Burgerville announced Wednesday that its network had been hit by a cybersecurity breach that may have resulted in customers’ credit and debit card information being compromised, including names, card numbers, expiration dates and three-digit CVV numbers.

The company is urging anyone who used a credit or debit card at a Burgerville location between September 2017 and Sept. 30, 2018 to review their statements and credit reports for unauthorized charges. The breach is now contained, the company said in a press release.

Burgerville is also urging customers to consider freezing their credit, which can be done for free by contacting the three major credit bureaus: Equifax, Experian and TransUnion. The total number of affected customers was not immediately clear, the company said, but no personal information appears to have been compromised other than the payment card data.

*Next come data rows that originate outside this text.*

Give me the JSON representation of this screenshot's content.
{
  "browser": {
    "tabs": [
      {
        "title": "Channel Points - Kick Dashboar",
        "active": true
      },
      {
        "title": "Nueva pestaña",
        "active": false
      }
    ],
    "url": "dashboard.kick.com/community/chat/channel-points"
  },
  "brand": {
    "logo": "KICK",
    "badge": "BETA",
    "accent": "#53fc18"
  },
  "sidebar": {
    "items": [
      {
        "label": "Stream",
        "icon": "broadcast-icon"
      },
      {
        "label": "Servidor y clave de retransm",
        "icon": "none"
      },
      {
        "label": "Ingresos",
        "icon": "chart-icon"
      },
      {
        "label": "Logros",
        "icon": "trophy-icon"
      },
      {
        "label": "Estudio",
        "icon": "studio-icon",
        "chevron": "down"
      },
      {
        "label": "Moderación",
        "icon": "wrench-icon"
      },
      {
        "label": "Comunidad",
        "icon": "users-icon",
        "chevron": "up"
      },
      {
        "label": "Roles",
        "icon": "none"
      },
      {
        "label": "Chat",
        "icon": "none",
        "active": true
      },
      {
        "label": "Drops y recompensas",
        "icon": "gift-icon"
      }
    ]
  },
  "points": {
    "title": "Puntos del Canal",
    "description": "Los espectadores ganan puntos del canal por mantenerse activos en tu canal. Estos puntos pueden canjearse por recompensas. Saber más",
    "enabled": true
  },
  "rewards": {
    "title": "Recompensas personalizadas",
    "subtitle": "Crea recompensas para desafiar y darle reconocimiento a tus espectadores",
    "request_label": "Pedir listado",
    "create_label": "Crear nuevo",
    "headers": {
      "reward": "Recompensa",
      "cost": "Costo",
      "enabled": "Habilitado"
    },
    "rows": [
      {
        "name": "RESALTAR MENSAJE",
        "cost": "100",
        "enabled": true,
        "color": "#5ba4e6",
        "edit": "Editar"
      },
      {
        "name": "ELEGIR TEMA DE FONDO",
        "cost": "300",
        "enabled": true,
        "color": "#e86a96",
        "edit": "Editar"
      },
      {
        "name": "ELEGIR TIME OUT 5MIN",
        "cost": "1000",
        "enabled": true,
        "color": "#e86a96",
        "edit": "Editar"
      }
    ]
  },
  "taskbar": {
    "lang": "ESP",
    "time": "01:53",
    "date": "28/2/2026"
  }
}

The FBI notified Burgerville of the breach on Aug. 22, and the company said it cooperated with the FBI and began its own forensic investigation with the assistance of a third-party cybersecurity team. The company said it initially believed the breach had been a brief intrusion, but discovered on Sept. 19 that malware was still active on its network and collecting data.

In response to questions about why Burgerville didn’t notify the public at an earlier date, a spokesperson said the company agreed to keep the breach confidential to assist the FBI investigation and make sure the hackers’ entry pathways were uncovered.

Once the active breach was discovered on Sept. 19, the company began preparing to fix it, which required first identifying all of the hackers’ pathways into the system and then taking Burgerville’s systems offline so that they could be simultaneously updated to close all the pathways.

The operation was completed Sunday, the company said, but had to be kept confidential beforehand in order to prevent the hackers from finding out about it in advance and creating new covert pathways into the company’s network.

Burgerville’s press release says the malware was believed to have been placed in its network by hackers from FIN7, an international cybercrime group. According to an FBI press release in August, the group has targeted more than 100 U.S. companies with “highly sophisticated” malware attacks since 2015, often in the restaurant and hospitality industries.

Companies in 47 states have been affected, according to the FBI, as well as companies in Australia, France and the United Kingdom. Chipotle, Chili’s, Arby’s and Red Robin have all previously been targeted by FIN7 attacks, as well as several companies in Western Washington, such as the Emerald Queen Casino.

The group typically used a technique called “spear phishing” to infiltrate company networks, according to the FBI. The cyberattack group sent emails to employees at affected companies that were designed to mimic the appearance of official company communications. The intent, the FBI says, was to trick employees into opening malware-infected attachments contained in the email. The emails were often accompanied by phone calls in order to create a greater appearance of legitimacy.

Once opened, the malware gave FIN7 access to the company’s computers in order to steal information including credit card numbers. The group has stolen data from more than 15 million cards since 2015, according to the FBI, and later sold the data through underground marketplaces.

“Beyond a breach of information, this type of intrusion impacts our entire community — Burgerville’s customers, vendor partners, employees, and the entire eco-system of the place we call home, the Pacific Northwest,” Burgerville interim CEO Jill Taylor said in a statement. “Unfortunately, these types of breaches are all too common today and they are taking a toll on people’s ability to feel safe and to trust one another — core tenets of building a resilient community. From our mission: Serve With Love, we stand committed to being a good partner and helping to build confidence with the community that has given us so much.”